The field of submodular optimization involves functions of the form \(f : 2^{V} \rightarrow \mathcal{R}\). These functions take in a set of elements and output a real value that measures the quality of that set. Set functions are submodular when the returned value has the diminishing returns property such that for each \(X \subseteq Y\)

\[f(X + {v}) - f(X) \geq f(Y + {v}) - f(Y)\]

The diminishing returns property means that the gain of adding in a particular element \(v\) decreases or stays the same each time another element is added to the subset.


Set functions are called modular when the returned value ignores the size of the subset and supermodular when the returned value increases with subset size.

An intuitive example of the diminishing returns property arises in the context of text data. In this situation, each example would be a blob of text, e.g. a sentence, and the set function being employed calculates the number of unique words across all selected sentences. Consider a particular example \(v\), an already selected set of examples \(X\), and a calculated gain \(g_{v}\) of adding \(v\) to \(X\).

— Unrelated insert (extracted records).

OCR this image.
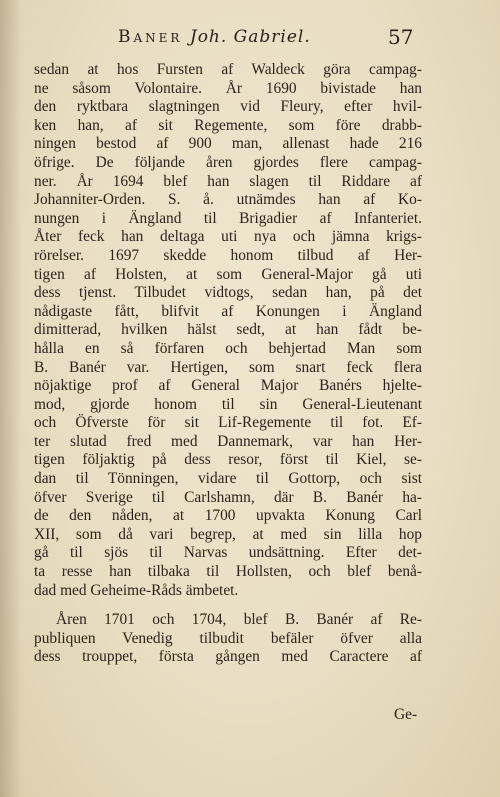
Baner Joh. Gabriel.	57
sedan at hos Fursten af Waldeck göra campag-
ne såsom Volontaire. År 1690 bivistade han
den ryktbara slagtningen vid Fleury, efter hvil-
ken han, af sit Regemente, som före drabb-
ningen bestod af 900 man, allenast hade 216
öfrige. De följande åren gjordes flere campag-
ner. År 1694 blef han slagen til Riddare af
Johanniter-Orden. S. å. utnämdes han af Ko-
nungen i Ängland til Brigadier af Infanteriet.
Åter feck han deltaga uti nya och jämna krigs-
rörelser. 1697 skedde honom tilbud af Her-
tigen af Holsten, at som General-Major gå uti
dess tjenst. Tilbudet vidtogs, sedan han, på det
nådigaste fått, blifvit af Konungen i Ängland
dimitterad, hvilken hälst sedt, at han fådt be-
hålla en så förfaren och behjertad Man som
B. Banér var. Hertigen, som snart feck flera
nöjaktige prof af General Major Banérs hjelte-
mod, gjorde honom til sin General-Lieutenant
och Öfverste för sit Lif-Regemente til fot. Ef-
ter slutad fred med Dannemark, var han Her-
tigen följaktig på dess resor, först til Kiel, se-
dan til Tönningen, vidare til Gottorp, och sist
öfver Sverige til Carlshamn, där B. Banér ha-
de den nåden, at 1700 upvakta Konung Carl
XII, som då vari begrep, at med sin lilla hop
gå til sjös til Narvas undsättning. Efter det-
ta resse han tilbaka til Hollsten, och blef benå-
dad med Geheime-Råds ämbetet.
Åren 1701 och 1704, blef B. Banér af Re-
publiquen Venedig tilbudit befäler öfver alla
dess trouppet, första gången med Caractere af
Ge-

If some other example, \(u\) is added to \(X\) instead of \(v\), the gain of adding \(v\) (or any other example) to \(X \cup u\) must be smaller or equal to the gain of adding \(v\) to \(X\): either \(u\) has new words that would also be new from \(v\), in which case the benefit of adding in \(v\) would decrease, or it doesn’t, in which case the gain would stay the same.

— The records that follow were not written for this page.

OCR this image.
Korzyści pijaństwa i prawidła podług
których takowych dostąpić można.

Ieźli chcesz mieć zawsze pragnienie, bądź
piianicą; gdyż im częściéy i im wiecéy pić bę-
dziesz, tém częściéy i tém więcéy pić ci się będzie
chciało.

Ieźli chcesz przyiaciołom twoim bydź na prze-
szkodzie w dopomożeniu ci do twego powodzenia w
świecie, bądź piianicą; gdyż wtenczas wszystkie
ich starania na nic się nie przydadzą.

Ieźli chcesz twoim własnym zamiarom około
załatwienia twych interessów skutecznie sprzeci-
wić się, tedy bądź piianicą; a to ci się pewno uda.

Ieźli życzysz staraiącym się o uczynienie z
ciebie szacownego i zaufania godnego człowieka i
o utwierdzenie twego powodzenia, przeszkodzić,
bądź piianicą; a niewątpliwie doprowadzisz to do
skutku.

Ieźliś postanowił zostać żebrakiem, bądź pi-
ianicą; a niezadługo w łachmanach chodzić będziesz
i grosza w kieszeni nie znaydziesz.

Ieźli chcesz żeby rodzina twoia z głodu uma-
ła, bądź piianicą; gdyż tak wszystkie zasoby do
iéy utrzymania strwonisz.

Here is an example of optimizing a maximum coverage function on text data, as described.

from apricot import MaxCoverageSelection
from keras.datasets import reuters

(X_, _), (_, _) = reuters.load_data(num_words=5000)
X = numpy.zeros((X_.shape[0], max(map(max, X_))+1))
for i, x in enumerate(X_):
    X[i][x] = 1

model = MaxCoverageSelection(250, optimizer='naive')

It is NP-hard to optimize submodular functions exactly and so a greedy algorithm is usually employed. This algorithm works by selecting examples one at a time based on the gain they would yield if added. In practice, the greedy algorithm finds solutions that are very close to the optimal solution, and Nemhauser (1978) showed that the quality of the subset cannot be worse than \(1 - e^{-1}\) of the optimal value when selected using a greedy algorithm. More recently, many algorithms have been proposed that allow optimization to scale to massive data sets or be distributed across machines but only find approximations of the greedy solution.